As a growing number of consumers look to smartphones and tablets advertisers will soon spend as much on computing devices as TV.
According to the results of recent study conducted by the media research unit of Interpublic Group of Cos, Magna Global, mobile marketing is going to be an important driver of spending on digital advertising.
This will cause spending over digital channels to rise by 15 percent, by the end of next year.
Social media campaigns and mobile marketing will also send this spending even higher, to the point that it will equal the spending on television by the year 2019. The research predicted that by the end of next year, the amount of money spent on digital advertising will reach $163 billion. That will be a 30 percent portion of the total ad spending over all channels. Magna Global also said that in a matter of four years from now, digital ad spending will represent 38 percent of the global ad outlay total, which will be a proportion that is just as large as television, which has held the largest ad spending share for over ten years.

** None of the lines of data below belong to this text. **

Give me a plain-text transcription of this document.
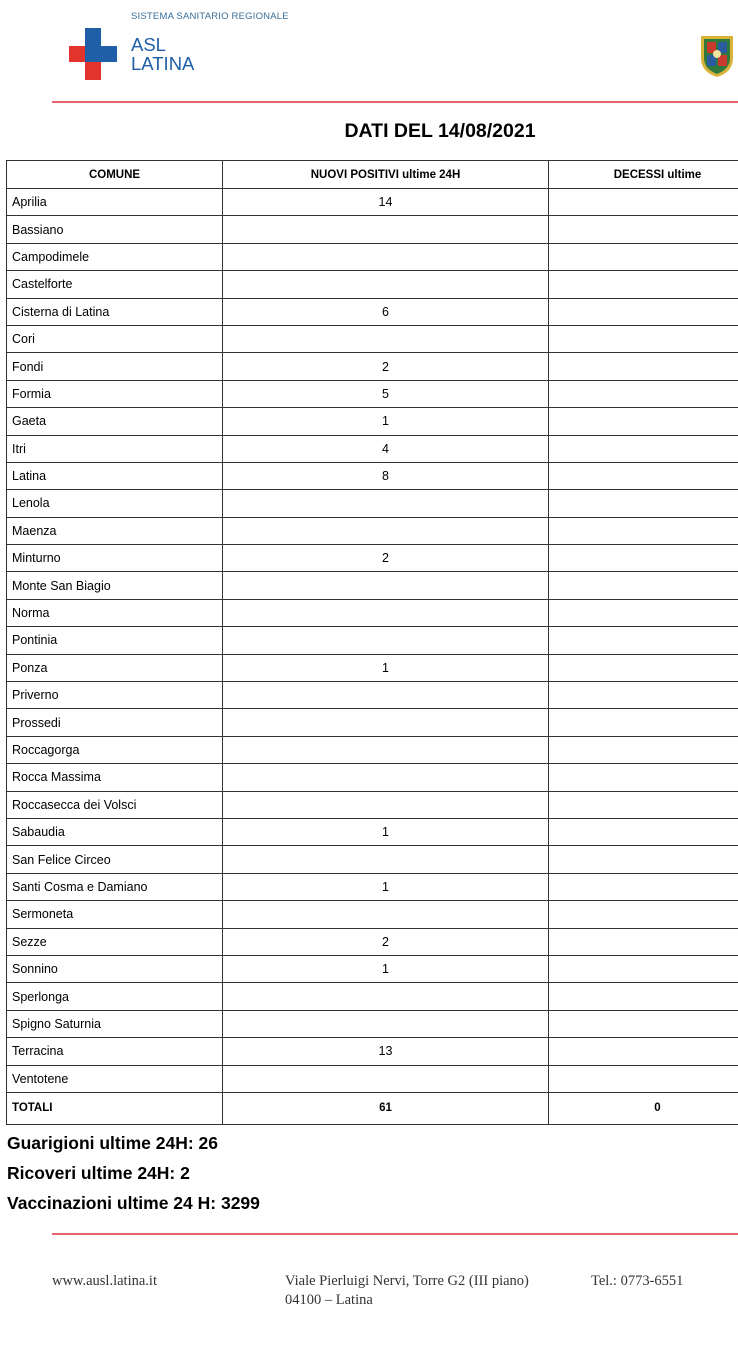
SISTEMA SANITARIO REGIONALE
ASL
LATINA
DATI DEL 14/08/2021
COMUNE	NUOVI POSITIVI ultime 24H	DECESSI ultime
Aprilia	14	
Bassiano		
Campodimele		
Castelforte		
Cisterna di Latina	6	
Cori		
Fondi	2	
Formia	5	
Gaeta	1	
Itri	4	
Latina	8	
Lenola		
Maenza		
Minturno	2	
Monte San Biagio		
Norma		
Pontinia		
Ponza	1	
Priverno		
Prossedi		
Roccagorga		
Rocca Massima		
Roccasecca dei Volsci		
Sabaudia	1	
San Felice Circeo		
Santi Cosma e Damiano	1	
Sermoneta		
Sezze	2	
Sonnino	1	
Sperlonga		
Spigno Saturnia		
Terracina	13	
Ventotene		
TOTALI	61	0
Guarigioni ultime 24H: 26
Ricoveri ultime 24H: 2
Vaccinazioni ultime 24 H: 3299
www.ausl.latina.it	Viale Pierluigi Nervi, Torre G2 (III piano)
04100 – Latina
Tel.: 0773-6551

This mobile marketing trend prediction is a reflection of the shift toward smartphone use by consumers.
Many consumers are now spending a great deal more time looking at the screens of their smartphones than they are looking at their televisions. This, according to the executive director of global forecasting at Magna Global, Vincent Letang. The prediction for 2014, says Letang, will be that there will be a mobile ad spending rise of 72 percent.
He added that “This year, next year, if you do the math, almost all the growth is from mobile,” and that “Especially in the home, for casual users and for entertainment purposes, tablets and smartphones are making great progress.”
Comparatively, Magna Global predicted that ad spending over TV should rise by 3 percent in 2015, and will rise by another 6 percent in 2016. While this is a healthy growth, it is clearly nowhere near the increases that are being seen by the digital and mobile marketing spheres. Television has been the top ad spending channel since 1999, when it overtook newspapers for that lead position. Now that smartphones and tablets have consumers looking to their smaller screens on a regular basis, mobile ad spending over those channels has taken off.